STEM Central

A Community of Practice for NSF STEM Projects

“Looking Back” Blog Series: Improving Retention through Student Learning Communities at San Jose State University

“Looking Back” Blog Series: Improving Retention through Student Learning Communities at San Jose State University

Here at STEP Central, we continue to work toward facilitating a community of practice among STEP grantees by highlighting project successes and learning from mistakes.

For this blog, I spoke with Maureen Scharberg of San Jose State University’s
“Improving Retention through Student Learning Communities” grant. Maureen spoke to how she and other project leaders worked to create a culture of student success and accountability across campus. She also shared advice for grantees that may be facing project challenges. Here are her top three tips for facilitating a successful project.

1. Focus especially on first-year students.
Maureen’s project enhanced a “First Year Experience” FYE class.
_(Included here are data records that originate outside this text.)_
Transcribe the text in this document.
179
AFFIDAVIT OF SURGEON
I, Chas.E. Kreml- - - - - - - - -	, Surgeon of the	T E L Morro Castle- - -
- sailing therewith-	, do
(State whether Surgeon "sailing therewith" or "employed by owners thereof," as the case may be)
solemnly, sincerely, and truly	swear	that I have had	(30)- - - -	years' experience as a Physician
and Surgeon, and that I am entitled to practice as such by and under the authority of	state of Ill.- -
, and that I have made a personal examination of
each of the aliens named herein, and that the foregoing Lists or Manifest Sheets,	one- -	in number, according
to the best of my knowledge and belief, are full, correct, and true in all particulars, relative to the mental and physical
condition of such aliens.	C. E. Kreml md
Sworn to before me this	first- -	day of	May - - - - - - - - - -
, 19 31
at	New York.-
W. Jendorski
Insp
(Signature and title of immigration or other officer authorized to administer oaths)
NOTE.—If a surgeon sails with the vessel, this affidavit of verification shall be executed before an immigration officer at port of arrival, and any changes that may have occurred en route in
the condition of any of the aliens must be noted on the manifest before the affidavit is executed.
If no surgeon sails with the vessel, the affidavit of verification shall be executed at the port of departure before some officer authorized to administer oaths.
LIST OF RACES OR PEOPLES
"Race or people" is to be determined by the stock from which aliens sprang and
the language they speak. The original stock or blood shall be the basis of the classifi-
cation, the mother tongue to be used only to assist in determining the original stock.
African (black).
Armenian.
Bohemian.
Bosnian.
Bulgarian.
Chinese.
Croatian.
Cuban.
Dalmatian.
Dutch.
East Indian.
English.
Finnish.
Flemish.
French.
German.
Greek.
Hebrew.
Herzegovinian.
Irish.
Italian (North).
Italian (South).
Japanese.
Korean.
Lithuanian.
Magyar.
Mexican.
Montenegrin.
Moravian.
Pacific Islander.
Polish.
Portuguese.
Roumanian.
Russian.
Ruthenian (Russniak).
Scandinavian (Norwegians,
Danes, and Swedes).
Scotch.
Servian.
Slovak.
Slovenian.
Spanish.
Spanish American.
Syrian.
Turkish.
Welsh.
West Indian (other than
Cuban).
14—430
One of the activities includes monitoring first-year science students in lower division classes to identify struggling students and advise them appropriately. Additionally, all STEM majors attend mandatory academic advising sessions each semester. This has ultimately increased student retention, especially among underrepresented students.

2. Continually collect and assess project data to make careful choices of activities.
After the grant ended, a campus-wide tool ,  “student success milestone dashboard” (http://www.iea.sjsu.edu/Reports/ssm/default.cfm), was developed by SJSU’s Office of Institutional Effectiveness & Analytics that provides a snapshot of students by department. This tool allows faculty and staff to monitor academic trends and make adjustments when necessary.  “I’m very data-driven. I know how to dig deep into records and I can share that with my colleagues,” says Maureen. “We all work together to make sure that our students are succeeding.”

3. Institutionalize and expand project outcomes.
Maureen’s project created advising and success centers in six out of seven colleges across campus. The centers serve as central locations for students to find resources and answers to their questions. By institutionalizing this effort, the project is able to reach “ghost STEM majors” who may be taking STEM classes in other departments as part of the general education requirement. Faculty across the university all work together to ensure that undeclared students receive the help that they need, whether those students are considering a major in STEM or not.